By Meredith McMonigle, Macro Social Work Intern, SJSC
In August 2013, Cory Booker, candidate for the United States Senate from New Jersey and the presumptive winner in a state that has not elected a Republican to the Senate in decades, made the bold announcement to run on a criminal justice reform platform. In an obvious signal that he is spending his considerable political capital on what up to now has been a losing issue, Booker released a 16-page document outlining his plan which is a laundry list of policy recommendations hitting on every phase of the justice continuum.
As mayor of Newark, he made reforming the justice system a priority by creating the Office of Reentry at City Hall which is one of a few in the country. Partnering with the conservative Manhattan Institute, the program works with hundreds of returning inmates each year to find employment. Community partnerships allow the office to offer the wrap around services needed for successful reentry such as housing and legal services to circumvent the collateral consequences of having a criminal record.
Booker pulls no stops in the report, and he sounds off on all the familiar complaints on both the left and the right about our broken system. On efficiency he states:
“We waste massive amounts of money on strategies that make our communities less, not more, safe. “ On the impact of mass incarceration on families and communities—“Not only do they lose their incarcerated parent’s income and other direct support, but innocent children who have one or both of their parents in prison also suffer trauma, social stigma, and destruction of their familial relationships.” And on racial disparities—“Today, 1 in every 15 black males is in prison or jail, compared to 1 in 106 white males.”
Under six broad categories including modernizing incarceration and investing in re-reentry, Booker offers the kinds of solutions we at SCSJ have been advocating for years. Through our work on the Ban the Box campaign in Durham, we have reduced the collateral consequences Booker highlights in his report. Applicants for county jobs in Durham will no longer confront the criminal records question at the front end of the application process. In our effort to document racial disparities locally and across the state of North Carolina, we have helped to increase the public’s understanding of the fundamental issues of fairness and justice in the system.

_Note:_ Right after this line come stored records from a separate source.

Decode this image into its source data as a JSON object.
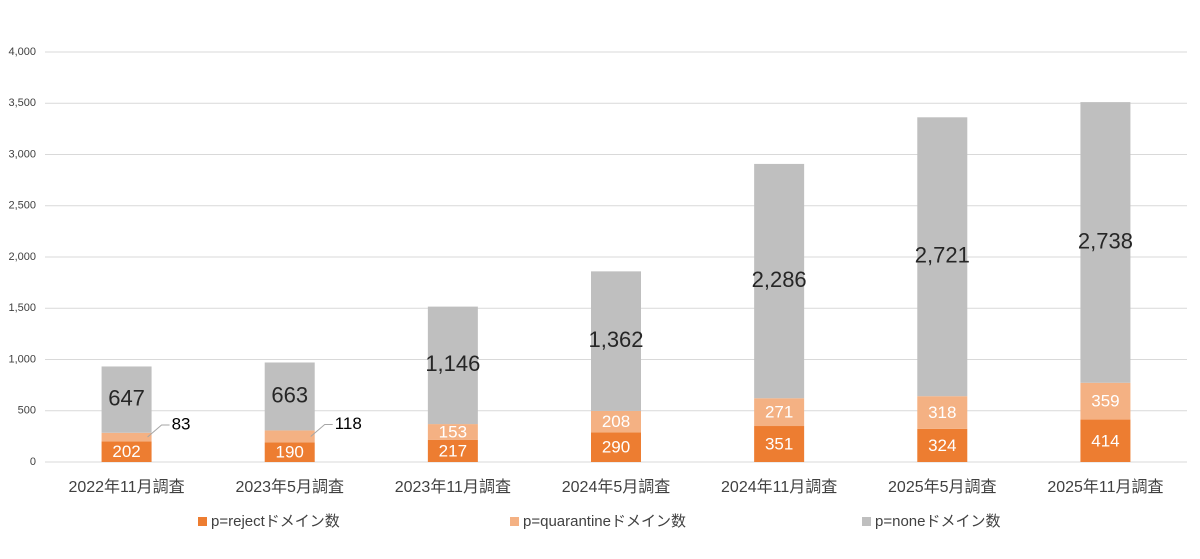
{
  "chart_data": {
    "type": "stacked_bar",
    "categories": [
      "2022年11月調査",
      "2023年5月調査",
      "2023年11月調査",
      "2024年5月調査",
      "2024年11月調査",
      "2025年5月調査",
      "2025年11月調査"
    ],
    "series": [
      {
        "name": "p=rejectドメイン数",
        "color": "#ED7D31",
        "values": [
          202,
          190,
          217,
          290,
          351,
          324,
          414
        ]
      },
      {
        "name": "p=quarantineドメイン数",
        "color": "#F4B183",
        "values": [
          83,
          118,
          153,
          208,
          271,
          318,
          359
        ]
      },
      {
        "name": "p=noneドメイン数",
        "color": "#BFBFBF",
        "values": [
          647,
          663,
          1146,
          1362,
          2286,
          2721,
          2738
        ],
        "value_labels": [
          "647",
          "663",
          "1,146",
          "1,362",
          "2,286",
          "2,721",
          "2,738"
        ]
      }
    ],
    "ylim": [
      0,
      4000
    ],
    "yticks": [
      0,
      500,
      {
        "value": 1000,
        "label": "1,000"
      },
      {
        "value": 1500,
        "label": "1,500"
      },
      {
        "value": 2000,
        "label": "2,000"
      },
      {
        "value": 2500,
        "label": "2,500"
      },
      {
        "value": 3000,
        "label": "3,000"
      },
      {
        "value": 3500,
        "label": "3,500"
      },
      {
        "value": 4000,
        "label": "4,000"
      }
    ],
    "grid": true,
    "legend": "bottom"
  }
}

To anyone that cares about the fact that we as a nation house 25% of the world’s prisoners, this is exciting news. Booker brings the kind of star power and charisma not seen in politics since another African American burst onto the scene with a run for the Senate from Illinois. But the real question is, can Booker deliver? Jim Webb left the Senate recently, failing to find traction for a similar reform effort. All he was asking for was a Commission to study the issue.
Of the Republicans that blocked the bill by a 57-43 vote, Webb said:
“Their inflammatory arguments defy reasonable explanation and were contradicted by the plain language of our legislation. To suggest, for example, that the non-binding recommendations of a bipartisan commission threaten the Constitution is absurd.”
However on rare occasions, winds can change directions quickly in Washington, D.C. Booker entered the Senate race on the heels of Attorney General Holder’s speech calling for reform of drug sentencing laws. “It’s clear,” Holder said, “that too many Americans go to too many prisons for far too long, and for no truly good law enforcement reason. The speech was roundly praised with little blowback from the right.
According to the National Review by conservative writer Micheal Barone:
“There is something discordant about mandatory five-year terms for marijuana possession when voters in Colorado and Washington State have legalized the drug, and medical-marijuana laws elsewhere have made it easily available.
Moral issues are raised as well. We have a duty to prevent the rapes that too often occur in prisons and a duty to care about the plight of prisoners’ children.
Americans still favor capital punishment, with 63 percent support in 2012, but several states have abolished it recently and executions in most states are rare. Perhaps more important, many states, Republican as well as Democratic, are scaling back mandatory minimum sentences and releasing prisoners earlier than previously. Read Full Article
The special election to fill Senator Frank Lautenberg’s seat is on October 16, 2013. We will find out soon enough if Cory Booker can turn his political superpowers (for which he has been both mocked and praised) on the world’s biggest jailer.